Other groups have expressed their support, including Grow Smart RI. “We think it addresses the concerns of riders and it’s also an investment in the urban fabric of downtown Providence because it’s not just a single-level transit hub; it’s going to include other mixed-use elements,” says John Flaherty, deputy director of Grow Smart RI.
At press time, this plan is largely conceptual and Rhode Island Public Transit Authority (RIPTA) is seeking community feedback through public meetings, the first of which was held on February 24.
During the meeting, representatives from RIPTA emphasized that the bus system has outgrown Kennedy Plaza and will need to move regardless, though opponents like Keys are not convinced. “How does this benefit riders?” he asked at the meeting. “Show me the traffic feasibility study that shows this is so much better.”
Other attendees expressed a variety of opinions, but a few shared sentiments surfaced. The first was a distrust of RIDOT, which historically has prioritized cars over transit and has been responsible for value-engineering out essential benefits of transit improvements. One recent example of this was the Pawtucket-Central Falls Transit Center, which is only now seeing those improvements due to efforts from RIPTA and the community.
The second was a desire to limit parking as much as possible at the station. Currently, it includes a relatively large lot, even though the hub’s central purpose is improving public transit.
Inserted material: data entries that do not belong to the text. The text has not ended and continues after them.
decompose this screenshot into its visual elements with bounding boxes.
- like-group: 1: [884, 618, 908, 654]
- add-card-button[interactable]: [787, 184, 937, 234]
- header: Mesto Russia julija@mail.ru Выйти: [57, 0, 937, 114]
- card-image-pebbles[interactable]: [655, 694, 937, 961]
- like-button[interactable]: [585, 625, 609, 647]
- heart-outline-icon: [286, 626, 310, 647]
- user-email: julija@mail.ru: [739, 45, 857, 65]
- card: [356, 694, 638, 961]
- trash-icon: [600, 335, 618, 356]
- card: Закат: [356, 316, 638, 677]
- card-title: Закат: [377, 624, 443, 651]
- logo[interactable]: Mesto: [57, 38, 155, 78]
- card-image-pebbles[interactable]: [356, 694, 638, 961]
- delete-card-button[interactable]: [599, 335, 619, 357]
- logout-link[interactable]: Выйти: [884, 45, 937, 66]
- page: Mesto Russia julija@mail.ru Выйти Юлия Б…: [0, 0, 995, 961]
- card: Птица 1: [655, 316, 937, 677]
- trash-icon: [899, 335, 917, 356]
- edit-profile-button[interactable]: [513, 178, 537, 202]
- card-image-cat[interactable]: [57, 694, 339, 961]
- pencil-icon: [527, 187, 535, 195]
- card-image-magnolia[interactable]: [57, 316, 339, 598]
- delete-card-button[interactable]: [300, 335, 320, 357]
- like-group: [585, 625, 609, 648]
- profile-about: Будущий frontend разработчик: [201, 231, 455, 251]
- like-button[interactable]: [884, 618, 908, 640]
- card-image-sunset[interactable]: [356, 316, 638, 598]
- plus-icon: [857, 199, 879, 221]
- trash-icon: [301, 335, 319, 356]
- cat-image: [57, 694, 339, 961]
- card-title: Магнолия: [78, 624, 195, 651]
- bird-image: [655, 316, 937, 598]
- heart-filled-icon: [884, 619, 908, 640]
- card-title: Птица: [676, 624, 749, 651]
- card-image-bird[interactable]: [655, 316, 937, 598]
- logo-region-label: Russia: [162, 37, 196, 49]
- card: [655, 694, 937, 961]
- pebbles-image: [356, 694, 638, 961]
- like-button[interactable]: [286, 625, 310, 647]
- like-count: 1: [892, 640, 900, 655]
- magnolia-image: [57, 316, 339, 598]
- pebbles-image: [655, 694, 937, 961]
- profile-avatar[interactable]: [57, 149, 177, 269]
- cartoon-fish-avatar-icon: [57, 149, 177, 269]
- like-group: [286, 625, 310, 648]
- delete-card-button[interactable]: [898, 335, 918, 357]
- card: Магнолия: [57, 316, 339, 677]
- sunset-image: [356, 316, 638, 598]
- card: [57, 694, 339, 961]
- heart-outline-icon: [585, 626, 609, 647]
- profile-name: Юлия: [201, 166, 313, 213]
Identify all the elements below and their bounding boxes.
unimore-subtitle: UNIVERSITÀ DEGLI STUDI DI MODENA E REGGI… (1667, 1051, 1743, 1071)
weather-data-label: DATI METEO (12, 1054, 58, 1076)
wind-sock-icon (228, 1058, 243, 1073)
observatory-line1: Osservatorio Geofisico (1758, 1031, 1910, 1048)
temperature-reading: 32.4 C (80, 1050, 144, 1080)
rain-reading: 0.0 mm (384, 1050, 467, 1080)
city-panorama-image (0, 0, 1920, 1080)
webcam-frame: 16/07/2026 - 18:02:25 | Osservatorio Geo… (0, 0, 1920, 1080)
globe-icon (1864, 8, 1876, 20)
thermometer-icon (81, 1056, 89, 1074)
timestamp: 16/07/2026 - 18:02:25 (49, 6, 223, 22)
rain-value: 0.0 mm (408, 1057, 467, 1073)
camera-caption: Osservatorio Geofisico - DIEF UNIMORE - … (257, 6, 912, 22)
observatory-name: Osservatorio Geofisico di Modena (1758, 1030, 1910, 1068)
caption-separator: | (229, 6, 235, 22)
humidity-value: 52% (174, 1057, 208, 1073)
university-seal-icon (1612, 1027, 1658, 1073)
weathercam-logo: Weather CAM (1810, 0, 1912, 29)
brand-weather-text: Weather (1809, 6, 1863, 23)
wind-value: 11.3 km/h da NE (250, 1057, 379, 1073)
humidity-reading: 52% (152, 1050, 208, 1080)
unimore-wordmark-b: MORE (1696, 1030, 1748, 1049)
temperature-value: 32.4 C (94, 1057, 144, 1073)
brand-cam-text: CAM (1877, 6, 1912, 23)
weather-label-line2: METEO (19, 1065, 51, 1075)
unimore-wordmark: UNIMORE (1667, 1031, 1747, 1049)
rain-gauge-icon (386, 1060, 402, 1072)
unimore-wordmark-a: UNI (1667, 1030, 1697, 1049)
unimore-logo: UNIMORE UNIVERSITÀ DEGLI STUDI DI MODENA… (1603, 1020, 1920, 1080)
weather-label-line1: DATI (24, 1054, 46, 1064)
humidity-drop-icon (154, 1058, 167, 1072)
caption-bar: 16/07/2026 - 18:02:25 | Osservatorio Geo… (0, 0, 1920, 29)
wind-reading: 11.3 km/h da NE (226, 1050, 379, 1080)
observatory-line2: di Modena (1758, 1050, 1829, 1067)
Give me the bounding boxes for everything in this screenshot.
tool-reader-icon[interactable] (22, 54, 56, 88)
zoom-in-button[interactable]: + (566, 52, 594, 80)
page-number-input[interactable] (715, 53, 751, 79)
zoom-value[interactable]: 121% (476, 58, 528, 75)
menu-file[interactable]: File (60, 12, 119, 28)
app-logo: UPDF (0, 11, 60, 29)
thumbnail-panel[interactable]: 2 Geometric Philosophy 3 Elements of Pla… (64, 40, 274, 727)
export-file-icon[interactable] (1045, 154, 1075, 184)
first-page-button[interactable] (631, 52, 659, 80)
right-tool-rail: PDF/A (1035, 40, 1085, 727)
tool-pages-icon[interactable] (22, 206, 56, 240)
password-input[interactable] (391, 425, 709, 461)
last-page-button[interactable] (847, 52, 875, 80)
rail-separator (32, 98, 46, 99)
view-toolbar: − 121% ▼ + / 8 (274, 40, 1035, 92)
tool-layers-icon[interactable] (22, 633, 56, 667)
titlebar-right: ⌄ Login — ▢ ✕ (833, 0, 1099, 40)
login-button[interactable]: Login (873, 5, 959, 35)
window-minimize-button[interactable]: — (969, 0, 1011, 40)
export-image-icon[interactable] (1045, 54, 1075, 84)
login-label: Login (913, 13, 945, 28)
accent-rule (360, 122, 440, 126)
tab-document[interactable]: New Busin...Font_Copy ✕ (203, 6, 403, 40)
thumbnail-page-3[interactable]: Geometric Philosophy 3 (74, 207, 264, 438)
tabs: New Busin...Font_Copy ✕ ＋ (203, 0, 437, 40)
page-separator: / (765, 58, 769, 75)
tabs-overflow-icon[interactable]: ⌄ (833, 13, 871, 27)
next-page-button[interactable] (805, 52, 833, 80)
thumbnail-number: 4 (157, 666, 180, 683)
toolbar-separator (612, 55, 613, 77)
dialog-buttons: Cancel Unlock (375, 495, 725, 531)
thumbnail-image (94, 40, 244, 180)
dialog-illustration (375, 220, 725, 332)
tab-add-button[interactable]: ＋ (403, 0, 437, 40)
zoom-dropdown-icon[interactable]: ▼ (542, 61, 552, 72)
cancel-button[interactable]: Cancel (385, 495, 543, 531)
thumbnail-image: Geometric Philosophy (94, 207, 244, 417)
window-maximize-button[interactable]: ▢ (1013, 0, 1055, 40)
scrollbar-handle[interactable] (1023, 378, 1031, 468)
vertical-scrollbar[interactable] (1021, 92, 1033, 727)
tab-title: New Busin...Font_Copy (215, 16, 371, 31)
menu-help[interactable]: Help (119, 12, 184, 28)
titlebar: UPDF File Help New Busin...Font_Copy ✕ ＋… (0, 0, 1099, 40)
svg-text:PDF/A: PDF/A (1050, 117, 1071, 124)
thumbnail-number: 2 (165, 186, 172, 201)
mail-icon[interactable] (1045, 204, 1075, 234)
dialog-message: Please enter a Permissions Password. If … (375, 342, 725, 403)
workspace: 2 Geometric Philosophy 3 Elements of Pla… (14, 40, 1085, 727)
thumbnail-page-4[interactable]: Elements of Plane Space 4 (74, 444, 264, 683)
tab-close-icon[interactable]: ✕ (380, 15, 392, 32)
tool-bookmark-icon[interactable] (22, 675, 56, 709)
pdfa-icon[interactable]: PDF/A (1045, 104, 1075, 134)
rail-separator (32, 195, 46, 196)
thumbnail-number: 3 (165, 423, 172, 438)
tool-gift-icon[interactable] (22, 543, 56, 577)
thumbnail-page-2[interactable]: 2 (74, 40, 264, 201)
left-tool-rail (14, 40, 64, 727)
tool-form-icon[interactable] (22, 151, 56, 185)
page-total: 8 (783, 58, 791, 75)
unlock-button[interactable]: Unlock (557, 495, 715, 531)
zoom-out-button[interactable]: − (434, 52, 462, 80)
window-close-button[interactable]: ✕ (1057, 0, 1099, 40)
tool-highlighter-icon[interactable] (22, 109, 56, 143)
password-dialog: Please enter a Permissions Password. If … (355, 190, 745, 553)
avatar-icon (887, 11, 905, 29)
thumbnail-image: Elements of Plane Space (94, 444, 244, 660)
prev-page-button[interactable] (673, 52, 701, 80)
The third strand of the discussion pertained to the related issue of accessibility. Despite the meeting’s focus on the new transit hub plan, most riders expressed more interest in seeing improvements in accessibility throughout the state. As it stands, public transit is slow and limited in Rhode Island compared to transportation via private cars, and based on input from the February meeting, improved mobility for users throughout the state seems more desirable than a new hub.
Keys echoed this, putting forth that the best possible option is to keep Kennedy Plaza as is and focus transit bond money on promoting greater accessibility and mobility throughout the state. He also expressed concerns about whether the Dorrance Street location would have adequate space, fearing the hub could ultimately be split up late in the process if not.
Flaherty felt that in the wake of tension surrounding the threat of the bus hub being dismantled for the benefit of stakeholders who don’t use the transit system, “it’s hard to divorce yourself from that narrative even if the alternative that’s on that table actually is a better scenario for the transit rider and the transit experience,” he said at the meeting.
In its conceptual stage, the Dorrance Street hub has potential to be a more popular alternative to the multi-hub plan, but continued public input is key in ensuring bus riders and those most impacted by the changes are represented.